An example is the War on Cancer and the changes that came with it to funding. It had long been the case that funding was mostly handed out on a project-by-project basis, but in order to get the funding dedicated to cancer research it was necessary to explain how cancer research would benefit. The obvious first-order impact is an increase in administrative overhead for getting the money.
Alongside this science sort of professionalized. I expect that when the sense of how important something is permeates, professionalization is viewed as a natural consequence, but it seems to have misfired here. Professionalization, like other forms of labor organization, isn’t about maximizing anything but about ensuring a minimum. This means things like more metrics, which is why our civilization formally prefers a lot of crappy scientific papers to a few good ones, and doesn’t want any kind of non-paper presentation of scientific progress at all. Science jobs become subject to Goodharting, because people start thinking that the right way to get more science is just to increase the number of scientists, on account of them all being interchangeable professionals with a reliable minimum output.

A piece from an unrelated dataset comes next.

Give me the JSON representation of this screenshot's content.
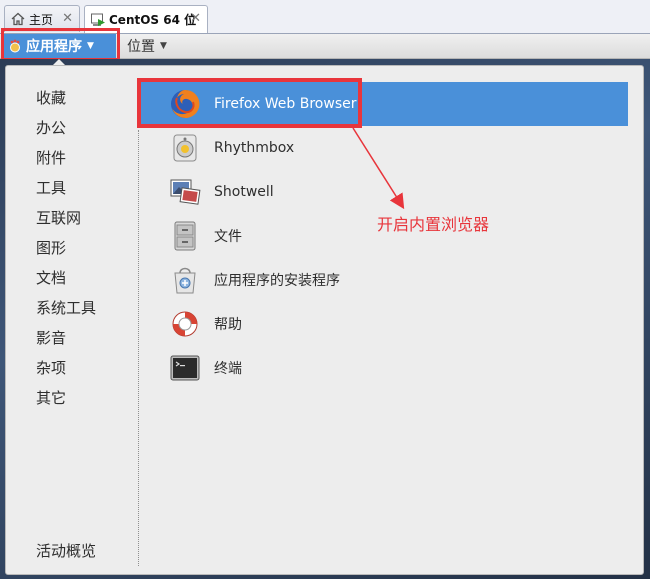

The university environment also got leaned on as a lever for progress; the student loan programs all grew over this same period, which seems to have driven a long period of competition for headcount. This shifted universities’ priorities from executing their nominal mission towards signalling desirability among students/parents/etc. I am certain at least part of that came at the expense of faculty, even if only by increasing the administrative burden still further by yet more metrics.
On the fixing side, I am actually pretty optimistic. A few simple things would probably help a lot, two examples being funding and organization. Example: Bell Labs and Xerox PARC have been discussed here a lot. Both cases deviated significantly from the standard university/government system of funding individual projects case by case. Under the project/grant system being a scientist reduces to being able to successfully get funding for a series of projects over time. At Bell and at PARC, they rather made long-term investments on a person-by-person basis. I think this has wide-ranging effects, but not least among them is that there wasn’t a lot of administrative overhead to a given investigation; rather they could all be picked up, put down, or adapted as needed. Another effect, maybe intentional but seemingly happenstance, is that they built a community of researchers in the colloquial sense. This is pretty different from the formal employee relationships that dominate now. Around 7 years ago I listened to a recruiting pitch from Sandia National Laboratories for engineering students, and asked how communication was between different groups in the lab. The representative said that she knew of a case where two labs right across the hall from each other were investigating the same thing for over a year before they realized it, because nobody talks.
This suggests to me that a university that was struggling financially, or maybe just needed to take a gamble on moving up in the world, could cheaply implement what appears to be a superior research-producing apparatus, just by shifting their methods of funding and tracking results.
The replication crisis is about scientists finally waking up and thinking replication is important. Psychology never had a culture that valued replication.